The plans, which will allow mothers to share their parental leave with fathers in weekly blocks, were broadly welcomed, as equality in terms of childcare arrangements encourages further equality in the workplace.
However, it is clear many people share the Institute of Employment Rights’ concerns that the proposals are not strong enough to make a significant difference. It was noted by both Baroness Hughes of Stretford and Baroness Lister of Burtersett that the government expects as few as 2 – 8% of fathers eligible for shared parental leave to take it, according to the Coalition’s impact assessment. To be eligible for shared parental leave, both mother and father must be economically active and will need to have been in their jobs for 26 weeks by the 15th week before the baby is due. This contrasts sharply with current maternity leave laws, which allow pregnant women to take leave from Day One of their service to an employer. Lord Stevenson of Balmacara noted that only 285,000 of the 782,000 maternities in 2010 would have been eligible for shared parental leave due to these restrictive measures: that’s just 36% – hardly a policy that encourages equality.

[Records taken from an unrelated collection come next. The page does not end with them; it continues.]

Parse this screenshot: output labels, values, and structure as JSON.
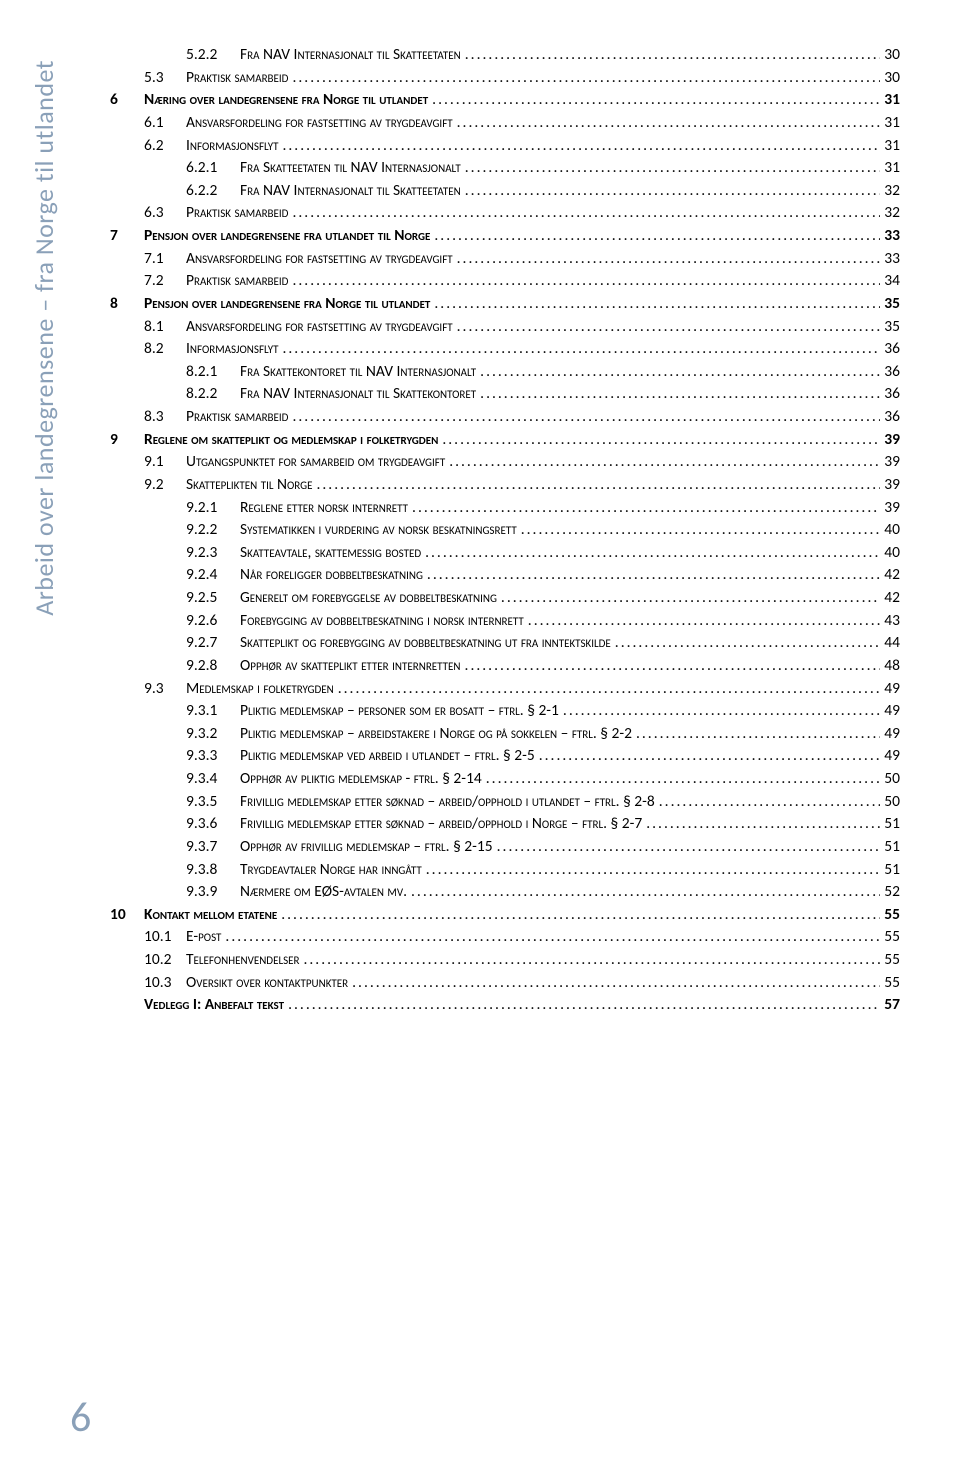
{
  "sidetext": "Arbeid over landegrensene – fra Norge til utlandet",
  "pagenum": "6",
  "leader": ".........................................................................................................................................................................................................................",
  "rows": [
    {
      "lvl": 3,
      "num": "5.2.2",
      "title": "Fra NAV Internasjonalt til Skatteetaten",
      "pg": "30"
    },
    {
      "lvl": 2,
      "num": "5.3",
      "title": "Praktisk samarbeid",
      "pg": "30"
    },
    {
      "lvl": 1,
      "num": "6",
      "title": "Næring over landegrensene fra Norge til utlandet",
      "pg": "31"
    },
    {
      "lvl": 2,
      "num": "6.1",
      "title": "Ansvarsfordeling for fastsetting av trygdeavgift",
      "pg": "31"
    },
    {
      "lvl": 2,
      "num": "6.2",
      "title": "Informasjonsflyt",
      "pg": "31"
    },
    {
      "lvl": 3,
      "num": "6.2.1",
      "title": "Fra Skatteetaten til NAV Internasjonalt",
      "pg": "31"
    },
    {
      "lvl": 3,
      "num": "6.2.2",
      "title": "Fra NAV Internasjonalt til Skatteetaten",
      "pg": "32"
    },
    {
      "lvl": 2,
      "num": "6.3",
      "title": "Praktisk samarbeid",
      "pg": "32"
    },
    {
      "lvl": 1,
      "num": "7",
      "title": "Pensjon over landegrensene fra utlandet til Norge",
      "pg": "33"
    },
    {
      "lvl": 2,
      "num": "7.1",
      "title": "Ansvarsfordeling for fastsetting av trygdeavgift",
      "pg": "33"
    },
    {
      "lvl": 2,
      "num": "7.2",
      "title": "Praktisk samarbeid",
      "pg": "34"
    },
    {
      "lvl": 1,
      "num": "8",
      "title": "Pensjon over landegrensene fra Norge til utlandet",
      "pg": "35"
    },
    {
      "lvl": 2,
      "num": "8.1",
      "title": "Ansvarsfordeling for fastsetting av trygdeavgift",
      "pg": "35"
    },
    {
      "lvl": 2,
      "num": "8.2",
      "title": "Informasjonsflyt",
      "pg": "36"
    },
    {
      "lvl": 3,
      "num": "8.2.1",
      "title": "Fra Skattekontoret til NAV Internasjonalt",
      "pg": "36"
    },
    {
      "lvl": 3,
      "num": "8.2.2",
      "title": "Fra NAV Internasjonalt til Skattekontoret",
      "pg": "36"
    },
    {
      "lvl": 2,
      "num": "8.3",
      "title": "Praktisk samarbeid",
      "pg": "36"
    },
    {
      "lvl": 1,
      "num": "9",
      "title": "Reglene om skatteplikt og medlemskap i folketrygden",
      "pg": "39"
    },
    {
      "lvl": 2,
      "num": "9.1",
      "title": "Utgangspunktet for samarbeid om trygdeavgift",
      "pg": "39"
    },
    {
      "lvl": 2,
      "num": "9.2",
      "title": "Skatteplikten til Norge",
      "pg": "39"
    },
    {
      "lvl": 3,
      "num": "9.2.1",
      "title": "Reglene etter norsk internrett",
      "pg": "39"
    },
    {
      "lvl": 3,
      "num": "9.2.2",
      "title": "Systematikken i vurdering av norsk beskatningsrett",
      "pg": "40"
    },
    {
      "lvl": 3,
      "num": "9.2.3",
      "title": "Skatteavtale, skattemessig bosted",
      "pg": "40"
    },
    {
      "lvl": 3,
      "num": "9.2.4",
      "title": "Når foreligger dobbeltbeskatning",
      "pg": "42"
    },
    {
      "lvl": 3,
      "num": "9.2.5",
      "title": "Generelt om forebyggelse av dobbeltbeskatning",
      "pg": "42"
    },
    {
      "lvl": 3,
      "num": "9.2.6",
      "title": "Forebygging av dobbeltbeskatning i norsk internrett",
      "pg": "43"
    },
    {
      "lvl": 3,
      "num": "9.2.7",
      "title": "Skatteplikt og forebygging av dobbeltbeskatning ut fra inntektskilde",
      "pg": "44"
    },
    {
      "lvl": 3,
      "num": "9.2.8",
      "title": "Opphør av skatteplikt etter internretten",
      "pg": "48"
    },
    {
      "lvl": 2,
      "num": "9.3",
      "title": "Medlemskap i folketrygden",
      "pg": "49"
    },
    {
      "lvl": 3,
      "num": "9.3.1",
      "title": "Pliktig medlemskap – personer som er bosatt – ftrl. § 2-1",
      "pg": "49"
    },
    {
      "lvl": 3,
      "num": "9.3.2",
      "title": "Pliktig medlemskap – arbeidstakere i Norge og på sokkelen – ftrl. § 2-2",
      "pg": "49"
    },
    {
      "lvl": 3,
      "num": "9.3.3",
      "title": "Pliktig medlemskap ved arbeid i utlandet – ftrl. § 2-5",
      "pg": "49"
    },
    {
      "lvl": 3,
      "num": "9.3.4",
      "title": "Opphør av pliktig medlemskap - ftrl. § 2-14",
      "pg": "50"
    },
    {
      "lvl": 3,
      "num": "9.3.5",
      "title": "Frivillig medlemskap etter søknad – arbeid/opphold i utlandet – ftrl. § 2-8",
      "pg": "50"
    },
    {
      "lvl": 3,
      "num": "9.3.6",
      "title": "Frivillig medlemskap etter søknad – arbeid/opphold i Norge – ftrl. § 2-7",
      "pg": "51"
    },
    {
      "lvl": 3,
      "num": "9.3.7",
      "title": "Opphør av frivillig medlemskap – ftrl. § 2-15",
      "pg": "51"
    },
    {
      "lvl": 3,
      "num": "9.3.8",
      "title": "Trygdeavtaler Norge har inngått",
      "pg": "51"
    },
    {
      "lvl": 3,
      "num": "9.3.9",
      "title": "Nærmere om EØS-avtalen mv.",
      "pg": "52"
    },
    {
      "lvl": 1,
      "num": "10",
      "title": "Kontakt mellom etatene",
      "pg": "55"
    },
    {
      "lvl": 2,
      "num": "10.1",
      "title": "E-post",
      "pg": "55"
    },
    {
      "lvl": 2,
      "num": "10.2",
      "title": "Telefonhenvendelser",
      "pg": "55"
    },
    {
      "lvl": 2,
      "num": "10.3",
      "title": "Oversikt over kontaktpunkter",
      "pg": "55"
    },
    {
      "lvl": 1,
      "num": "",
      "title": "Vedlegg I: Anbefalt tekst",
      "pg": "57"
    }
  ]
}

There are many reasons why only a tiny proportion of UK workers are expected to take up the new rights, but the issue that has perhaps received the most criticism is the denial of independent rights for fathers. Under the new plans, mothers will be able to transfer some of their 52 weeks of maternity leave to fathers. This shared parental leave will top-up the fathers’ statutory right to two weeks of paternity leave paid at the flat rate. Additional paternity leave was extended to fathers in 2011, allowing maternity leave to be ‘shared’ once the mother had returned to work, but so far only 1% of eligible parents have taken this up. International evidence shows that without independent rights for the father and paternity leave provided on ‘use-it or lose-it’ basis, take up is low. Original plans in the Modern Workplace Consultation were to follow this more effective approach to shared parental leave, but the proposals have since been scrapped with the government citing economic weakness as the cause.

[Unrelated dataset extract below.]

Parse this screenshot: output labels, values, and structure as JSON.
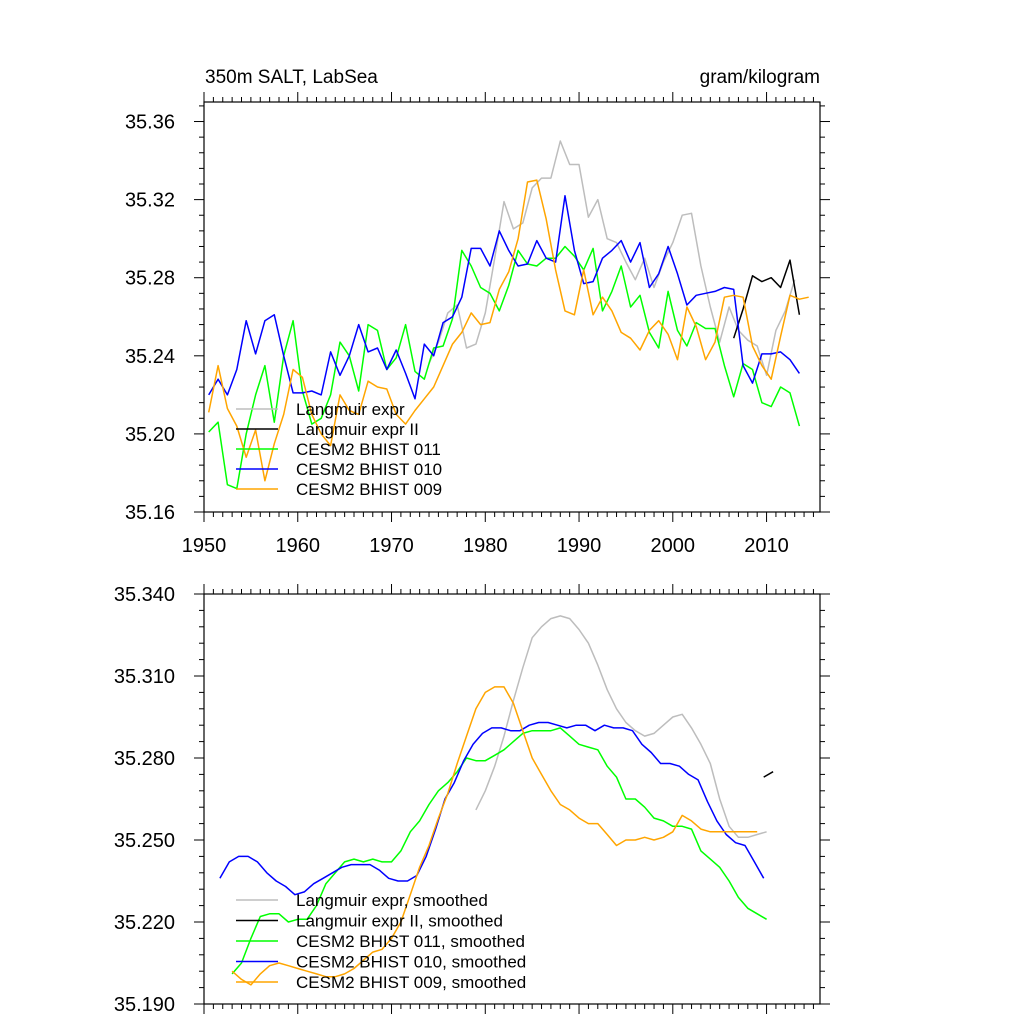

Another much-criticised aspect of the plans is that the warmly welcomed proposals in the Modern Workplaces consultation to allow parents to take their parental leave on a part-time basis, while returning to work part-time, have also been scrapped. Now parents will have to take their leave in blocks of at least a week in length, and is suspected that employers will pressure parents to take their leave in one long block to make it easier to cover their positions while they are gone. Not only does this make shared parental leave much less flexible than it could be, it is also important to note that statutory pay rates for parental leave are currently significantly lower than the National Minimum Wage. Baroness Lister cited evidence from charity Working Families which suggested lower income families would have benefited greatly from part-time leave, which would have allowed them to top up this rate of pay with their wages. Without this right available to them, poorer families will be effectively barred from shared parental leave all together.
Taking leave from these well-worn criticisms, Baroness Drake and Lord Knight tackled the bill from other angles. Baroness Drake appealed for shared parental leave to be extended to grandparents, who also frequently play a caring role. Lord Knight called for the same rights provided in the case of maternity to be applied in the case of bereavement, noting that some employees are expected back at work just one week after the death of a child.

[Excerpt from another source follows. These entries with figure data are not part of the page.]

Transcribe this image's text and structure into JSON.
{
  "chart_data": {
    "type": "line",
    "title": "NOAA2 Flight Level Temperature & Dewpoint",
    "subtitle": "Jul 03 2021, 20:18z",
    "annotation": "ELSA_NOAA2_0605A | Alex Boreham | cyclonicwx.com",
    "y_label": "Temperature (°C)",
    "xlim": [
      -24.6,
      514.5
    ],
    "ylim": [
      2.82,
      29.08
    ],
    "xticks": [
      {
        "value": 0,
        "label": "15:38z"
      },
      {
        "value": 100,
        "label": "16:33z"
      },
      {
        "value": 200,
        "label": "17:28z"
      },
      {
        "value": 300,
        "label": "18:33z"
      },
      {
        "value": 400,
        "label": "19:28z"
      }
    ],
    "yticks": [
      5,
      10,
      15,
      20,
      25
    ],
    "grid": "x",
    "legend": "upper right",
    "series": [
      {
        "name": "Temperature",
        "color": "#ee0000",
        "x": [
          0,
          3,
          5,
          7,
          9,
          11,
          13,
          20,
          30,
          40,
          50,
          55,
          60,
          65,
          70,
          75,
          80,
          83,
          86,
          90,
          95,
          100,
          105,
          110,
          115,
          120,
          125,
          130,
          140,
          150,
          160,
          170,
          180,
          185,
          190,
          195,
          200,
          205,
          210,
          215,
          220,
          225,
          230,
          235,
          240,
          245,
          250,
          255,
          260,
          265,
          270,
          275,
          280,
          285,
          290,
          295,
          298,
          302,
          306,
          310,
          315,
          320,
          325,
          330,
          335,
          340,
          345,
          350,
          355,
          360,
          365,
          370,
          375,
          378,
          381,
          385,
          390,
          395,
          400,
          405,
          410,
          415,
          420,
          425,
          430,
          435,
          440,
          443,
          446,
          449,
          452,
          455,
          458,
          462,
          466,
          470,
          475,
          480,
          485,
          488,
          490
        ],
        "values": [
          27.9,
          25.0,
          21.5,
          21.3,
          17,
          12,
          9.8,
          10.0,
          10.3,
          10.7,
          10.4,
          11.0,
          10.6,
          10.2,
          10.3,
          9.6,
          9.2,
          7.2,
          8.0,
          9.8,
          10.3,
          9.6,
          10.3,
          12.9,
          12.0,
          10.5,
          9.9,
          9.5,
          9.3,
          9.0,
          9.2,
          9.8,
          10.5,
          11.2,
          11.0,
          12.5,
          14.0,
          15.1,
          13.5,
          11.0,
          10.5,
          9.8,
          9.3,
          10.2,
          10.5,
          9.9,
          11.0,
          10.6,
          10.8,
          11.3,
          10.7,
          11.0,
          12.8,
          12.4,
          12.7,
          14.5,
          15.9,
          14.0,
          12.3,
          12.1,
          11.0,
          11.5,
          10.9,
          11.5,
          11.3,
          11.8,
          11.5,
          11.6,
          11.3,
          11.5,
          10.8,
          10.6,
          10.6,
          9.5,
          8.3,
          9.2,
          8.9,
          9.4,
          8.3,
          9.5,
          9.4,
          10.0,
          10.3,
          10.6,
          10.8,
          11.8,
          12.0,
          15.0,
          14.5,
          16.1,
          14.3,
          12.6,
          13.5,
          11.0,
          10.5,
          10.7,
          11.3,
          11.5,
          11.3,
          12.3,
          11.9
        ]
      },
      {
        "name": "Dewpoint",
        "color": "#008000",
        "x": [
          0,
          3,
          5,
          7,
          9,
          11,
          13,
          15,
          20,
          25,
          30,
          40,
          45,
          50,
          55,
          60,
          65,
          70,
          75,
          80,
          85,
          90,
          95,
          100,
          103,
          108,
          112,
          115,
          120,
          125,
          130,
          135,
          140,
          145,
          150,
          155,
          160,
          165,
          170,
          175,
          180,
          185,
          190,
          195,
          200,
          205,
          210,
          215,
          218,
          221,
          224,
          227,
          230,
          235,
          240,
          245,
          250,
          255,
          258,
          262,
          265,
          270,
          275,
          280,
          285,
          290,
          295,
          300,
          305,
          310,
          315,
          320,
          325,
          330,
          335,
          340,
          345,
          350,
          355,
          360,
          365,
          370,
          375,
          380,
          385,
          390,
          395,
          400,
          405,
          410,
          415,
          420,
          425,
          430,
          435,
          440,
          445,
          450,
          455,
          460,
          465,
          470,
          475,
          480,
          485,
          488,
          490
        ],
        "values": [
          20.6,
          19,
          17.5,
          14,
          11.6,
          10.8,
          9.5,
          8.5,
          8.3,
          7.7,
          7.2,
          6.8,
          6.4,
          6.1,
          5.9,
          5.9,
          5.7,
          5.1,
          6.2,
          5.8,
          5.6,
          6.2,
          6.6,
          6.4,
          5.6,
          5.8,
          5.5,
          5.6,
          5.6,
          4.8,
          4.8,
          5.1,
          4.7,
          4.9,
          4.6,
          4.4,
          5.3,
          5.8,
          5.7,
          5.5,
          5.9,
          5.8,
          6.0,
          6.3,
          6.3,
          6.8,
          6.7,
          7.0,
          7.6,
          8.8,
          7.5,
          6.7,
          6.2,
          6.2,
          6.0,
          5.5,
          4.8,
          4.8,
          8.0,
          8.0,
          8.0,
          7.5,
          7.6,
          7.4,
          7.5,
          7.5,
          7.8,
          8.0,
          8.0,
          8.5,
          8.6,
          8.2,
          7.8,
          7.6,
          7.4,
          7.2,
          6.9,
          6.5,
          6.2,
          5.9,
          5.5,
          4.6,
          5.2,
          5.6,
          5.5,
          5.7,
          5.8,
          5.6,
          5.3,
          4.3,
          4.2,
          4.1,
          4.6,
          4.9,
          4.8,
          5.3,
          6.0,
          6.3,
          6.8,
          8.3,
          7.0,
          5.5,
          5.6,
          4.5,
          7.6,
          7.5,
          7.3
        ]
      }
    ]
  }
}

Finally, the calls for Day One rights also applied to the right to request flexible working conditions, which the Children and Families Bill proposes to extend to all staff. While this in itself is welcomed, the way in which flexible working rights are framed in the law continues to weaken them dramatically. The Institute of Employment Rights has previously criticised these rights for remaining only the ‘right to request’, with the employer only ever obliged to consider that request without necessarily allowing it. Baron Stevenson noted that in the Bill, the right to request flexible working conditions will only be triggered after six months’ service – therefore, employees are not even legally protected if they simply ask for flexible working conditions before they have been in their job for half a year.